The leaders of the world’s most powerful central banks have warned that the global economy is facing a new period of persistently high inflation, unleashed by the coronavirus pandemic after decades of stability.
The heads of the US Federal Reserve, European Central Bank and the Bank of England said the era of low and stable inflation across advanced growth since the 1990s was unlikely to return amid a succession of economic shocks.
Christine Lagarde, the head of the ECB, said there were “forces that have been unleashed” by the Covid pandemic, Russia’s war in Ukraine and the breakdown of global supply chains that made the return to a world of low and stable inflation difficult to achieve .
“I don’t think that we’re going to go back to that environment of low inflation,” she said.
Speaking on a panel at the ECB’s annual policy forum in Sintra, Portugal, she said: “A lot of the movements we’ve experienced in the last 20 years were predicated on globalisation – on the breaking down of supply chains, on the reduction of cost, on just-in-time. That has changed. And will probably change continuously towards a system we’re not certain about.”
Lagarde was joined on the panel by Jerome Powell, the chair of the US Fed, Andrew Bailey, the governor of the Bank of Englandand Agustín Carstens, the head of the Bank for International Settlements.
Powell said the post-pandemic economy was being driven by “very different forces” to the past decade. “What we don’t know is whether we’ll be going back to something that looks more like, or a little bit like, what we had before. We suspect it will be kind of a blend.”
The Fed chair said it was raising interest rates with the express purpose of moderating the pace of growth in the world’s largest economy, as it attempts to deal with the fallout from severe supply bottlenecks and red-hot demand for goods and services driving up inflation.
“The aim of that is to slow growth down so that supply will have a chance to catch up. We hope that growth will remain positive,” he said.

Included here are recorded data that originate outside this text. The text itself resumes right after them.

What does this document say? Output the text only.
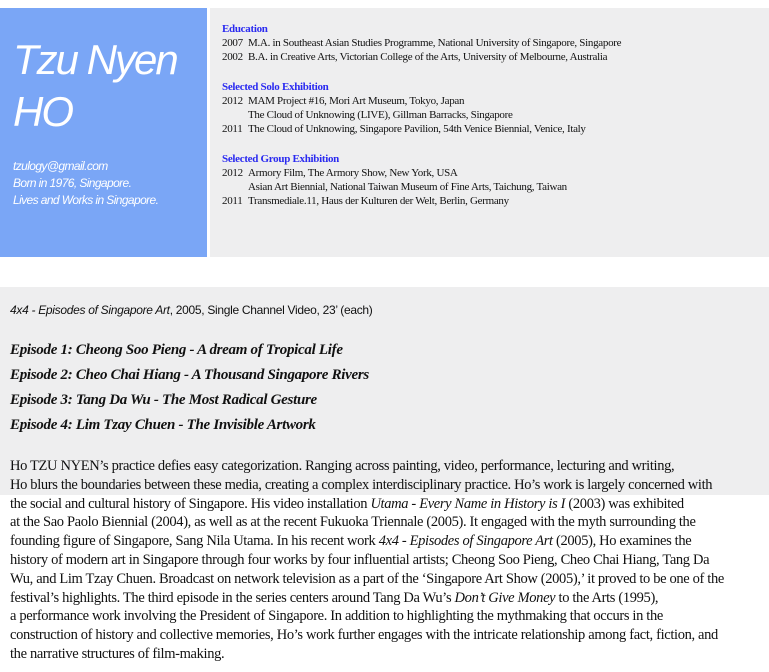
Tzu Nyen
HO
tzulogy@gmail.com
Born in 1976, Singapore.
Lives and Works in Singapore.
Education
2007 M.A. in Southeast Asian Studies Programme, National University of Singapore, Singapore
2002 B.A. in Creative Arts, Victorian College of the Arts, University of Melbourne, Australia
Selected Solo Exhibition
2012 MAM Project #16, Mori Art Museum, Tokyo, Japan
The Cloud of Unknowing (LIVE), Gillman Barracks, Singapore
2011 The Cloud of Unknowing, Singapore Pavilion, 54th Venice Biennial, Venice, Italy
Selected Group Exhibition
2012 Armory Film, The Armory Show, New York, USA
Asian Art Biennial, National Taiwan Museum of Fine Arts, Taichung, Taiwan
2011 Transmediale.11, Haus der Kulturen der Welt, Berlin, Germany
4x4 - Episodes of Singapore Art, 2005, Single Channel Video, 23’ (each)
Episode 1: Cheong Soo Pieng - A dream of Tropical Life
Episode 2: Cheo Chai Hiang - A Thousand Singapore Rivers
Episode 3: Tang Da Wu - The Most Radical Gesture
Episode 4: Lim Tzay Chuen - The Invisible Artwork

Ho TZU NYEN’s practice defies easy categorization. Ranging across painting, video, performance, lecturing and writing,
Ho blurs the boundaries between these media, creating a complex interdisciplinary practice. Ho’s work is largely concerned with
the social and cultural history of Singapore. His video installation Utama - Every Name in History is I (2003) was exhibited
at the Sao Paolo Biennial (2004), as well as at the recent Fukuoka Triennale (2005). It engaged with the myth surrounding the
founding figure of Singapore, Sang Nila Utama. In his recent work 4x4 - Episodes of Singapore Art (2005), Ho examines the
history of modern art in Singapore through four works by four influential artists; Cheong Soo Pieng, Cheo Chai Hiang, Tang Da
Wu, and Lim Tzay Chuen. Broadcast on network television as a part of the ‘Singapore Art Show (2005),’ it proved to be one of the
festival’s highlights. The third episode in the series centers around Tang Da Wu’s Don’t Give Money to the Arts (1995),
a performance work involving the President of Singapore. In addition to highlighting the mythmaking that occurs in the
construction of history and collective memories, Ho’s work further engages with the intricate relationship among fact, fiction, and
the narrative structures of film-making.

Bailey said Covid had left a “structural legacy” in the UK jobs market, where companies have struggled with a lack of workers, while inflation would also be influenced by the remaking of international supply chains in response to geopolitical tensions and to deal with global heating .
Together representing more than a third of the world economy, and with more than $20tn (£16.5tn) of assets on their balance sheets, the central bank chiefs put borrowers on notice for aggressive rises in interest rates to combat soaring inflation.
Powell said it was the job of central banks to prevent a permanent transition to a “higher-inflation regime” after a string of shocks. “There’s a clock running here,” he said.
Although warning there were signs of slowing economic growth in Britain, Bailey did not rule out raising rates by 50 basis points at the Bank’s next meeting in August and said it had the option of taking forceful action. “We’re not there yet in terms of next meeting. But that’s on the table. But you shouldn’t assume it’s the only thing on the table,” he said.
Giving evidence separately to the Commons Treasury committee, the economist Swati Dhingrawho joins the Bank’s nine-strong monetary policy committee (MPC) later this year, said that rises the poverty outlook for growth had convinced her that a “gradual approach” to interest was needed.
At a hearing with MPs on the Treasury select committee to approve her appointment, the London School of Economics economist said she had been prepared to take a more aggressive approach to rate hikes until she saw the latest consumer confidence figures, which showed the largest decline in optimism on record.
“In hindsight I think there is some room for a gradual approach,” she said. Three members of the MPC voted for a 0.5 percentage point rate rise in the central bank’s base rate to 1.5% at a meeting earlier this month while the majority backed a more modest 0.25 point increase.